Scotland’s Referendum debate has brought an unprecedented level of public engagement with politics through the revival of town-hall meetings and through cultural events across Scotland.
Grass-roots social media activism has countered the tactics of the No campaign and the mainstream media by utilising facts, creativity, wit and humour. Politics has become fun again and a Yes vote would let us nurture and channel this energy into nation-building events like the creation of a constitution.
This year we have a question that will define our generation. We can be the Scotland that chose to grasp the chance to create a better society, or the Scotland that put fear before hope.
In a wide range of fields, from literature to the applied arts, our nation is world-leading. But this isn’t about claiming to be better than any other country; it is claiming equality. The past achievements of Scottish intellect, creativity, and ingenuity are an exceptionally precious resource.
At its best, our creativity has been unbounded in its vision and ambition. All of the energy, thought, imagination and graft that has been poured into this campaign will not go away. It will inform the future that we choose to build.
In contrast, the No campaign backed by big money has failed to adapt to the new media landscape, treating those who campaign creatively and online with disdain, and the electorate as if they were a focus group.
In no uncertain terms, a Yes vote would be a victory for the Yes movement in the face of the full UK state, corporate and media might. It would be a victory for the network generation against the antiquated hierarchy of the British state. It would be a victory against all of the odds and one that would reverberate across the planet and throughout history. But most importantly, it would be a victory for democracy and the will of the people of Scotland in deciding their own future.

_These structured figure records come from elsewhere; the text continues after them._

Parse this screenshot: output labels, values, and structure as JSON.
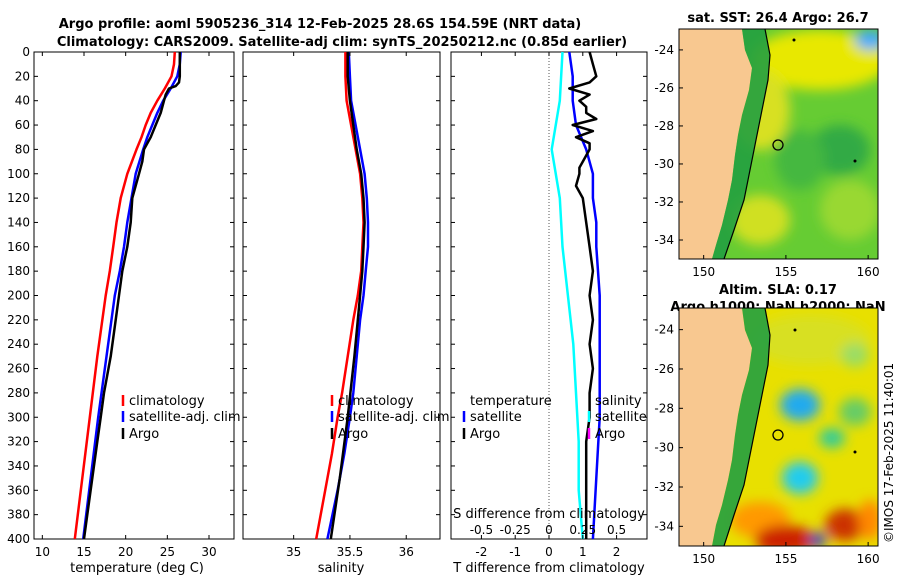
{
  "title_line1": "Argo profile: aoml 5905236_314 12-Feb-2025 28.6S 154.59E (NRT data)",
  "title_line2": "Climatology: CARS2009. Satellite-adj clim: synTS_20250212.nc (0.85d earlier)",
  "watermark": "©IMOS 17-Feb-2025 11:40:01",
  "colors": {
    "climatology": "#ff0000",
    "satellite": "#0000ff",
    "argo": "#000000",
    "sat_s": "#00ffff",
    "argo_s": "#ff00ff"
  },
  "chart_data": [
    {
      "id": "temperature",
      "type": "line",
      "xlabel": "temperature (deg C)",
      "xlim": [
        9,
        33
      ],
      "xticks": [
        10,
        15,
        20,
        25,
        30
      ],
      "ylim": [
        0,
        400
      ],
      "yticks": [
        0,
        20,
        40,
        60,
        80,
        100,
        120,
        140,
        160,
        180,
        200,
        220,
        240,
        260,
        280,
        300,
        320,
        340,
        360,
        380,
        400
      ],
      "legend": [
        "climatology",
        "satellite-adj. clim",
        "Argo"
      ],
      "series": [
        {
          "name": "climatology",
          "color": "#ff0000",
          "depth": [
            0,
            10,
            20,
            30,
            40,
            50,
            60,
            70,
            80,
            100,
            120,
            140,
            160,
            180,
            200,
            250,
            300,
            350,
            400
          ],
          "values": [
            25.9,
            25.8,
            25.5,
            24.7,
            23.8,
            23.0,
            22.4,
            21.9,
            21.3,
            20.2,
            19.4,
            18.9,
            18.5,
            18.1,
            17.6,
            16.6,
            15.7,
            14.8,
            13.9
          ]
        },
        {
          "name": "satellite-adj. clim",
          "color": "#0000ff",
          "depth": [
            0,
            10,
            20,
            30,
            40,
            50,
            60,
            70,
            80,
            100,
            120,
            140,
            160,
            180,
            200,
            250,
            300,
            350,
            400
          ],
          "values": [
            26.6,
            26.5,
            26.2,
            25.4,
            24.5,
            23.8,
            23.2,
            22.6,
            22.1,
            21.2,
            20.7,
            20.2,
            19.8,
            19.3,
            18.7,
            17.7,
            16.7,
            15.8,
            14.9
          ]
        },
        {
          "name": "Argo",
          "color": "#000000",
          "depth": [
            0,
            10,
            20,
            25,
            28,
            30,
            35,
            40,
            50,
            60,
            70,
            80,
            90,
            100,
            120,
            140,
            160,
            180,
            200,
            220,
            250,
            280,
            300,
            320,
            350,
            380,
            400
          ],
          "values": [
            26.5,
            26.5,
            26.5,
            26.4,
            26.0,
            25.2,
            24.8,
            24.6,
            24.2,
            23.6,
            23.0,
            22.2,
            22.0,
            21.6,
            20.8,
            20.6,
            20.2,
            19.6,
            19.2,
            18.8,
            18.2,
            17.4,
            17.0,
            16.6,
            16.0,
            15.4,
            15.0
          ]
        }
      ]
    },
    {
      "id": "salinity",
      "type": "line",
      "xlabel": "salinity",
      "xlim": [
        34.55,
        36.3
      ],
      "xticks": [
        35,
        35.5,
        36
      ],
      "ylim": [
        0,
        400
      ],
      "legend": [
        "climatology",
        "satellite-adj. clim",
        "Argo"
      ],
      "series": [
        {
          "name": "climatology",
          "color": "#ff0000",
          "depth": [
            0,
            20,
            40,
            60,
            80,
            100,
            120,
            140,
            160,
            180,
            200,
            220,
            250,
            280,
            300,
            330,
            360,
            400
          ],
          "values": [
            35.46,
            35.46,
            35.47,
            35.51,
            35.55,
            35.59,
            35.61,
            35.62,
            35.61,
            35.6,
            35.57,
            35.53,
            35.48,
            35.43,
            35.39,
            35.34,
            35.28,
            35.2
          ]
        },
        {
          "name": "satellite-adj. clim",
          "color": "#0000ff",
          "depth": [
            0,
            20,
            40,
            60,
            80,
            100,
            120,
            140,
            160,
            180,
            200,
            220,
            250,
            280,
            300,
            330,
            360,
            400
          ],
          "values": [
            35.49,
            35.5,
            35.51,
            35.55,
            35.59,
            35.63,
            35.65,
            35.66,
            35.66,
            35.64,
            35.62,
            35.59,
            35.56,
            35.53,
            35.5,
            35.45,
            35.39,
            35.3
          ]
        },
        {
          "name": "Argo",
          "color": "#000000",
          "depth": [
            0,
            20,
            30,
            40,
            60,
            80,
            100,
            120,
            140,
            160,
            180,
            200,
            250,
            300,
            350,
            400
          ],
          "values": [
            35.48,
            35.48,
            35.49,
            35.5,
            35.53,
            35.56,
            35.6,
            35.62,
            35.63,
            35.62,
            35.61,
            35.59,
            35.54,
            35.48,
            35.41,
            35.33
          ]
        }
      ]
    },
    {
      "id": "differences",
      "type": "line",
      "xlabel": "T difference from climatology",
      "xlabel_top": "S difference from climatology",
      "xlim": [
        -2.9,
        2.9
      ],
      "xticks": [
        -2,
        -1,
        0,
        1,
        2
      ],
      "top_ticks": [
        -0.5,
        -0.25,
        0,
        0.25,
        0.5
      ],
      "top_tick_labels": [
        "-0.5",
        "-0.25",
        "0",
        "0.25",
        "0.5"
      ],
      "ylim": [
        0,
        400
      ],
      "legend_temperature_title": "temperature",
      "legend_salinity_title": "salinity",
      "legend_temperature": [
        "satellite",
        "Argo"
      ],
      "legend_salinity": [
        "satellite",
        "Argo"
      ],
      "series": [
        {
          "name": "T satellite",
          "color": "#0000ff",
          "depth": [
            0,
            20,
            40,
            60,
            80,
            100,
            120,
            140,
            160,
            200,
            250,
            300,
            350,
            400
          ],
          "values": [
            0.6,
            0.7,
            0.7,
            0.8,
            1.1,
            1.3,
            1.3,
            1.4,
            1.4,
            1.5,
            1.5,
            1.5,
            1.4,
            1.3
          ]
        },
        {
          "name": "T Argo",
          "color": "#000000",
          "depth": [
            0,
            10,
            20,
            25,
            30,
            35,
            40,
            45,
            50,
            55,
            60,
            65,
            70,
            75,
            80,
            85,
            90,
            95,
            100,
            110,
            120,
            140,
            160,
            180,
            200,
            220,
            240,
            260,
            280,
            300,
            320,
            340,
            360,
            380,
            400
          ],
          "values": [
            1.2,
            1.3,
            1.4,
            1.2,
            0.6,
            1.2,
            0.9,
            1.1,
            1.1,
            1.4,
            0.7,
            1.3,
            0.8,
            1.2,
            1.2,
            1.1,
            1.0,
            0.9,
            0.9,
            0.8,
            1.0,
            1.1,
            1.2,
            1.3,
            1.2,
            1.3,
            1.2,
            1.3,
            1.2,
            1.2,
            1.1,
            1.1,
            1.1,
            1.1,
            1.1
          ]
        },
        {
          "name": "S satellite",
          "color": "#00ffff",
          "depth": [
            0,
            40,
            80,
            120,
            160,
            200,
            240,
            280,
            320,
            360,
            400
          ],
          "values": [
            0.1,
            0.08,
            0.02,
            0.08,
            0.1,
            0.14,
            0.18,
            0.2,
            0.22,
            0.22,
            0.25
          ]
        }
      ]
    },
    {
      "id": "sst_map",
      "type": "heatmap",
      "title": "sat. SST: 26.4 Argo: 26.7",
      "xticks": [
        150,
        155,
        160
      ],
      "yticks": [
        -24,
        -26,
        -28,
        -30,
        -32,
        -34
      ],
      "xlim": [
        148.5,
        160.6
      ],
      "ylim": [
        -35,
        -22.9
      ]
    },
    {
      "id": "sla_map",
      "type": "heatmap",
      "title_line1": "Altim. SLA: 0.17",
      "title_line2": "Argo h1000: NaN h2000: NaN",
      "xticks": [
        150,
        155,
        160
      ],
      "yticks": [
        -24,
        -26,
        -28,
        -30,
        -32,
        -34
      ],
      "xlim": [
        148.5,
        160.6
      ],
      "ylim": [
        -35,
        -22.9
      ]
    }
  ]
}
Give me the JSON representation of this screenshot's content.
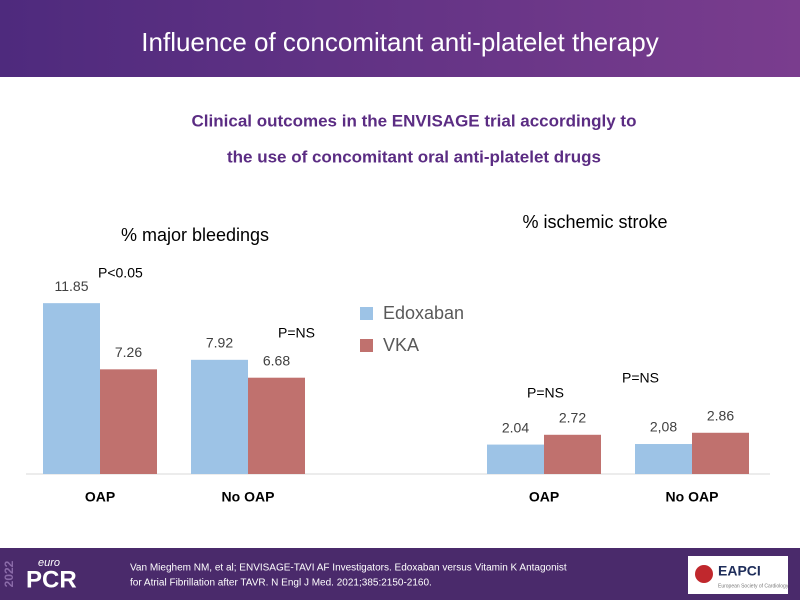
{
  "header": {
    "title": "Influence of concomitant anti-platelet therapy"
  },
  "subtitle": [
    "Clinical outcomes in the ENVISAGE trial accordingly to",
    "the use of concomitant oral anti-platelet drugs"
  ],
  "chart_data": {
    "type": "bar",
    "categories": [
      "OAP",
      "No OAP",
      null,
      "OAP",
      "No OAP"
    ],
    "series": [
      {
        "name": "Edoxaban",
        "color": "#9dc3e6",
        "values": [
          11.85,
          7.92,
          null,
          2.04,
          2.08
        ],
        "value_labels": [
          "11.85",
          "7.92",
          null,
          "2.04",
          "2,08"
        ]
      },
      {
        "name": "VKA",
        "color": "#c0716e",
        "values": [
          7.26,
          6.68,
          null,
          2.72,
          2.86
        ]
      }
    ],
    "ylim": [
      0,
      12
    ],
    "annotations": [
      "% major bleedings",
      "% ischemic  stroke",
      "P<0.05",
      "P=NS",
      "P=NS",
      "P=NS"
    ]
  },
  "footer": {
    "logo_small": "euro",
    "logo": "PCR",
    "year": "2022",
    "citation": [
      "Van Mieghem NM, et al; ENVISAGE-TAVI AF Investigators. Edoxaban versus Vitamin K Antagonist",
      "for Atrial Fibrillation after TAVR. N Engl J Med. 2021;385:2150-2160."
    ],
    "badge": "EAPCI",
    "badge_sub": "European Society of Cardiology"
  }
}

The opportunity to create a new state is perhaps the ultimate challenge that a society can grapple with. It is also a fundamentally creative one. It is the task of artists to inhabit the vanguard of imagining and questioning the future of a society.
After Thursday’s vote, we must do all that we can to maintain the spirit of exploration and rediscovery that has defined this campaign. Whatever the result, it will be needed, and whatever problems we face, we need to solve them with all our creative, collective ability.
Perhaps the most important thing about National Collective is that is was never supposed to happen. It really has been a spontaneous, unplanned adventure.
I never expected to have opportunity to work with so many brilliant and talented people in support of this campaign. Like so many other parts of our movement our power is decentralised and self-generating.
It’s not about policies, committees or ideas: it’s about being active, engaged and educated. Other than helping to win a Yes vote, I hope that this pro-active attitude, that inspires ordinary people to do remarkable things, will form our legacy.
Scottish independence is a fork in the road, it’s about who we are and the society we want to be.
For the first time in our lives, as you step into the polling booth on Thursday, our future really is in your hands. This is, indeed, a once-in-a- lifetime opportunity for all of us to build a better nation.
So, Scotland, what kind society do you want to be part of?